Although participation hasn’t declined, demand for assistance has heightened, according to NatureBridge. Private grants, thus far, have enabled the program to meet the need. The program has also continued to make a greater effort to reach out to students from underprivileged and diverse backgrounds to expose them to national parks and field science.
For students who live in highly urban areas, and whose families are not able or inclined to visit these types of spaces, it can be challenging to make hands-on environmental science experiences relevant, educators say.
“The question is: How do you take an education experience that may seem far removed and help make connections with everyday life? How can we better ensure the environment is not separated from day-to-day life and make an impact on environmental literacy and stewardship in the short and long term? " said Nicole Ardoin, an assistant professor of environmental education and social ecology at Stanford University.
Taking It With You
A team of Stanford researchers led by Ms. Ardoin hopes to uncover those answers. Last month, the Moore Foundation, based in Palo Alto, awarded grants to both NatureBridge and her team to perform a comprehensive multiyear evaluation of NatureBridge’s field-science efforts and to develop measurements to assess environmental literacy and stewardship outcomes of programs like it. They hope the research will reveal some of the nonacademic impacts of those types of experiences, she said, as well as build on ongoing evaluations of the program by Stanford and others that assess the impacts of inquiry-based science and long-term effects on teachers and students.

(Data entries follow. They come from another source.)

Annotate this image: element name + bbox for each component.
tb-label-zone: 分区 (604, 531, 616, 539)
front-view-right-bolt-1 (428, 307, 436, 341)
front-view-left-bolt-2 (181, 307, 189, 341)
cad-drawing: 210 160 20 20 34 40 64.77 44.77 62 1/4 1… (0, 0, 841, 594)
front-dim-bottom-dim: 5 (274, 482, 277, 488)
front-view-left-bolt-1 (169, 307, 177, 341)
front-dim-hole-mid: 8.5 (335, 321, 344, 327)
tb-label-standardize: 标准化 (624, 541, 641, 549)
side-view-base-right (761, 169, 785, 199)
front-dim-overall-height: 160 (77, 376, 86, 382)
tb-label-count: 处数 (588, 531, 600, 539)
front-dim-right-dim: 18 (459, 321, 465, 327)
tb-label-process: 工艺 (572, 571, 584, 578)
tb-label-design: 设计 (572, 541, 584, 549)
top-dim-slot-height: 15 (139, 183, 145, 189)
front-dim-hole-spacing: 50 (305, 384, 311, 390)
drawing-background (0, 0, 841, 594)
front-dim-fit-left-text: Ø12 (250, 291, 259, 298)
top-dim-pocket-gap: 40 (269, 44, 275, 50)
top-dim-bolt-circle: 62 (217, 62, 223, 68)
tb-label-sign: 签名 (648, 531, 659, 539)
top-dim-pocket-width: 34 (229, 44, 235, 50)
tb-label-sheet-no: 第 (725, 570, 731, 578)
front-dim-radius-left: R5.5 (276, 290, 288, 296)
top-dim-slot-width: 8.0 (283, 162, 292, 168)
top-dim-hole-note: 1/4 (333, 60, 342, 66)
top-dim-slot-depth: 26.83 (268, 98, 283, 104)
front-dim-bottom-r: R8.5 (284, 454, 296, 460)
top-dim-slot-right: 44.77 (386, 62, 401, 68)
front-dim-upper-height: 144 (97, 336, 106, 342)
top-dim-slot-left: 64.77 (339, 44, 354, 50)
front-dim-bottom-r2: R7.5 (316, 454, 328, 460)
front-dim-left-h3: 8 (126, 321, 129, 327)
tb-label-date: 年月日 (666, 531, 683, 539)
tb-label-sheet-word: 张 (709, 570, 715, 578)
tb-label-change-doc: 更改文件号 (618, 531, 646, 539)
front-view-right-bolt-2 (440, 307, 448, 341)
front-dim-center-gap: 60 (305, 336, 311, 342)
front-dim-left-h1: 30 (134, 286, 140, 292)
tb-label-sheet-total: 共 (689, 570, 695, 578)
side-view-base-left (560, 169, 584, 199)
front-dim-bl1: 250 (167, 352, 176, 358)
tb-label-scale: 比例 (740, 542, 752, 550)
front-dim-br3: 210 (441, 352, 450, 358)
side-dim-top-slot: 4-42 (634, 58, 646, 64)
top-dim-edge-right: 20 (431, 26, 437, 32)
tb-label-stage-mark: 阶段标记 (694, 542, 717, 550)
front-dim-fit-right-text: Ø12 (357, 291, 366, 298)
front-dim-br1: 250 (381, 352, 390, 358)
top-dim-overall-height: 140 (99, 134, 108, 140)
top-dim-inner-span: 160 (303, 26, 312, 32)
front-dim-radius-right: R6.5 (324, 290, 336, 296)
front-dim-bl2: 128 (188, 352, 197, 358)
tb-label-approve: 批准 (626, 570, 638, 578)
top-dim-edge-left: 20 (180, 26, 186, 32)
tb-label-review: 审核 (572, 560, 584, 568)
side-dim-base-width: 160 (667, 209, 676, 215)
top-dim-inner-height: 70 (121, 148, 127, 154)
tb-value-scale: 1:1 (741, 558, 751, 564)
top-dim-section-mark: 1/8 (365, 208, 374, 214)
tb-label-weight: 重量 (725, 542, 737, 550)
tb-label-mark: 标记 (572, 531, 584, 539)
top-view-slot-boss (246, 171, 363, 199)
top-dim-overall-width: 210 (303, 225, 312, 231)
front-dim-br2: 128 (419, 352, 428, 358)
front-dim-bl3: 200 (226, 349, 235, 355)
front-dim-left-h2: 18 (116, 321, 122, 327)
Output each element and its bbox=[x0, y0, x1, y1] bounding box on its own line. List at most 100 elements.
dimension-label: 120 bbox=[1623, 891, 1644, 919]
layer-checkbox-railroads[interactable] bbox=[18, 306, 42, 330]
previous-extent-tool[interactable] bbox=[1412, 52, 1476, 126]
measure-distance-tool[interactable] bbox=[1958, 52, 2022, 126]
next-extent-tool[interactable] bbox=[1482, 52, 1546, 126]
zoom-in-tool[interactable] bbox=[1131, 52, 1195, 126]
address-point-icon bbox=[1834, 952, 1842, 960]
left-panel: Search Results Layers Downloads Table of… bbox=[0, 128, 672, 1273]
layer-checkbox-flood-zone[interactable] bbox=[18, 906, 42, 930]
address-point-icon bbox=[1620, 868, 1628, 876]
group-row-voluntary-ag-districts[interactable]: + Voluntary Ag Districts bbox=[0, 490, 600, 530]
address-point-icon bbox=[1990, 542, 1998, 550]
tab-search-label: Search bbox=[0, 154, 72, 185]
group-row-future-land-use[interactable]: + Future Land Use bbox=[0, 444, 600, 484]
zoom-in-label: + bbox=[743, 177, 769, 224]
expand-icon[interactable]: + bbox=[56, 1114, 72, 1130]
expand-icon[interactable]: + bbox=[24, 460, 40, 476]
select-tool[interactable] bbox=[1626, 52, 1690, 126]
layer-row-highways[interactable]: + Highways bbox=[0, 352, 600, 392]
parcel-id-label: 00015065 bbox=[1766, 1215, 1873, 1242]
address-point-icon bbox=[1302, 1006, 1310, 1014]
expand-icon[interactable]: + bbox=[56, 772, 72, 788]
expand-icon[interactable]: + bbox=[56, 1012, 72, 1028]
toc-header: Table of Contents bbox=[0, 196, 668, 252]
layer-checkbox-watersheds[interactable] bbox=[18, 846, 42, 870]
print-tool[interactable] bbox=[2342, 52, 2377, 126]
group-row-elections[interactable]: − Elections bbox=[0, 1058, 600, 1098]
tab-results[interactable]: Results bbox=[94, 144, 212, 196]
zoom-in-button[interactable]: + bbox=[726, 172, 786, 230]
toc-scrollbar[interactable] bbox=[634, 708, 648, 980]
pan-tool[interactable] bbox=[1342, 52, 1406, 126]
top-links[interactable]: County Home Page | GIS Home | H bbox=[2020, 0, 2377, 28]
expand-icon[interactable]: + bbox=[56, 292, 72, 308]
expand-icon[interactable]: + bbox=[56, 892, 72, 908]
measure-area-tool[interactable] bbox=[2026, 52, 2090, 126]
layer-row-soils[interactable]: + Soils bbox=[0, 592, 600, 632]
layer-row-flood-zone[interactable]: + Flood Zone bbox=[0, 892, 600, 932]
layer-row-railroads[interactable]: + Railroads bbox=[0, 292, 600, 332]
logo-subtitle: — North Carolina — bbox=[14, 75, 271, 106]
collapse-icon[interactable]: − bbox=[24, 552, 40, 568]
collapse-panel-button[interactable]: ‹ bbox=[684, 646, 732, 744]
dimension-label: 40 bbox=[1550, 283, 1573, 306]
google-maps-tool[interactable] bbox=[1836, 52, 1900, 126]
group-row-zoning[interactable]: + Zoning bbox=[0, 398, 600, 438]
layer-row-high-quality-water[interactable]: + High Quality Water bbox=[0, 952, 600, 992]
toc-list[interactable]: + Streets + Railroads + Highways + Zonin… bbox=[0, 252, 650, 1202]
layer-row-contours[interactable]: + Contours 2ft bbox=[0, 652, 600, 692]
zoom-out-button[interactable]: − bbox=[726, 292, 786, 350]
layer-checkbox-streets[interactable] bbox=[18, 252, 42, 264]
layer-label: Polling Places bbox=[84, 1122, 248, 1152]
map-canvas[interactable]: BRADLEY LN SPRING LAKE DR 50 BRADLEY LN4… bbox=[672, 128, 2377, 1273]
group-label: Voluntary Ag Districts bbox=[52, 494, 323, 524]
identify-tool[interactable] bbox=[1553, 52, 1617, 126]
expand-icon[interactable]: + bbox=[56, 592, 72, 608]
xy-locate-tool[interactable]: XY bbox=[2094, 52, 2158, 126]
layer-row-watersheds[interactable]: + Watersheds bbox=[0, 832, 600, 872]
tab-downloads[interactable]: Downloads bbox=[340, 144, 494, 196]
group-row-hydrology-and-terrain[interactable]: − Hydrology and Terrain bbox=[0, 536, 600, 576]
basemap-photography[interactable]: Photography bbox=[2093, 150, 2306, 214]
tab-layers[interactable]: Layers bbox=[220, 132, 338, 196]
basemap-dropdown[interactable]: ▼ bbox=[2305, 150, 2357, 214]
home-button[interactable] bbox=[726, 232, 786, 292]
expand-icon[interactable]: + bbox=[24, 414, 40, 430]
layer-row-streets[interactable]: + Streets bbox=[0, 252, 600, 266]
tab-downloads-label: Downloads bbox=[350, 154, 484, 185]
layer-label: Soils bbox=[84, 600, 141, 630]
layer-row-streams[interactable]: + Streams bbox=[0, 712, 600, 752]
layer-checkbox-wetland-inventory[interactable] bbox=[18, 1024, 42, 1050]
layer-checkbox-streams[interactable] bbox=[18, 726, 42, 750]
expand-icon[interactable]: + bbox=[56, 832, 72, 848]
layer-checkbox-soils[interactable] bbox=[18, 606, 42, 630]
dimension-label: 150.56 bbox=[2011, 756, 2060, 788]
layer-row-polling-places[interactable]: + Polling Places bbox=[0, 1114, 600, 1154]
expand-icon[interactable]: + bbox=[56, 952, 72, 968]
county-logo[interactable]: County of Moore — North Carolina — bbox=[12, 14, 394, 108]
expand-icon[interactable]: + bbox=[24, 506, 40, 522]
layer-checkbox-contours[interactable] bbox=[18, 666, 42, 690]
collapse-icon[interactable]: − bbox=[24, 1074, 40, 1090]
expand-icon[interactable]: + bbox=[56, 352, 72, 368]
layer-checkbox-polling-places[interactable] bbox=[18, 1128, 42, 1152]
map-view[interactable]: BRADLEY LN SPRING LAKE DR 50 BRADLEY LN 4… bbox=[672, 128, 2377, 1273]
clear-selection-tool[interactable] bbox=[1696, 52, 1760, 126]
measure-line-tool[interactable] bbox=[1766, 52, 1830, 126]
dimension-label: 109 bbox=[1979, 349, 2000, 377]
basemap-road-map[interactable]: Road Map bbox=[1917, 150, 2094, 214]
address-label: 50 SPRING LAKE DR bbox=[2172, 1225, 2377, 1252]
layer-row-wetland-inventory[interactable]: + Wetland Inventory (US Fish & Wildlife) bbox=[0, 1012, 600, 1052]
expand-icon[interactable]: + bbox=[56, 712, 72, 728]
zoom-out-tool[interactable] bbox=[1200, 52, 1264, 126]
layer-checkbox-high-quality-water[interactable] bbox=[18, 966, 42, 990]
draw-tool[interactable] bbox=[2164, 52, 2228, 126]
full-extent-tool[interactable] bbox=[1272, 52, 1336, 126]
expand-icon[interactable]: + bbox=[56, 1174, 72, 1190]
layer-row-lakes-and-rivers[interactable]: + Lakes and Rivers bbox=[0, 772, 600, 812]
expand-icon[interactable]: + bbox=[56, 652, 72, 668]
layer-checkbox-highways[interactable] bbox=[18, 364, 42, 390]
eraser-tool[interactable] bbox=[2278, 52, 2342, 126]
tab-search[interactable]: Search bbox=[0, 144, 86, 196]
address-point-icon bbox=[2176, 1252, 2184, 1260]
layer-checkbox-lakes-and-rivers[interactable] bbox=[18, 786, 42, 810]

For some, the NatureBridge experence resonates long after the program. Alumni Virginia Delgado participated in the program as a 6th grader, later served as a high school counselor, and now, as a college student, is pursuing a degree in environmental studies with plans to work one day in environmental law. She said she hopes to work to ensure that all children, regardless of background, have access to experiences like NatureBridge.
Or take Chris Raisbeck, who attended the Yosemite program as a high school student, brought his students to the campuses as a teacher, and now serves as NatureBridge’s field-science operations manager. He said the program he first visited more than 30 years ago has maintained the core education mission that drew him to it as a 16-year-old and persuaded him to come back to work for it as an adult.
For these Terman Middle School students, right now they’re only thinking about the moment. The sun comes out less than an hour before dusk. The adjacent beach, enshrouded in fog for most of the day, is suddenly visible. Last night, students ventured to the shore to watch a special type of plankton glow in the dark. Tomorrow, Mr. Demyanovich’s group heads on a hike to scope out local bird life and make connections to the insects they found today.
“It’s really important this experience is not a bubble,” Mr. Demyanovich said. “We focus on thematic teaching, teaching that unites the day. We are all educators [at NatureBridge] and are upping the bar to be thought of as a school. We’re not just a place to take a field trip to.”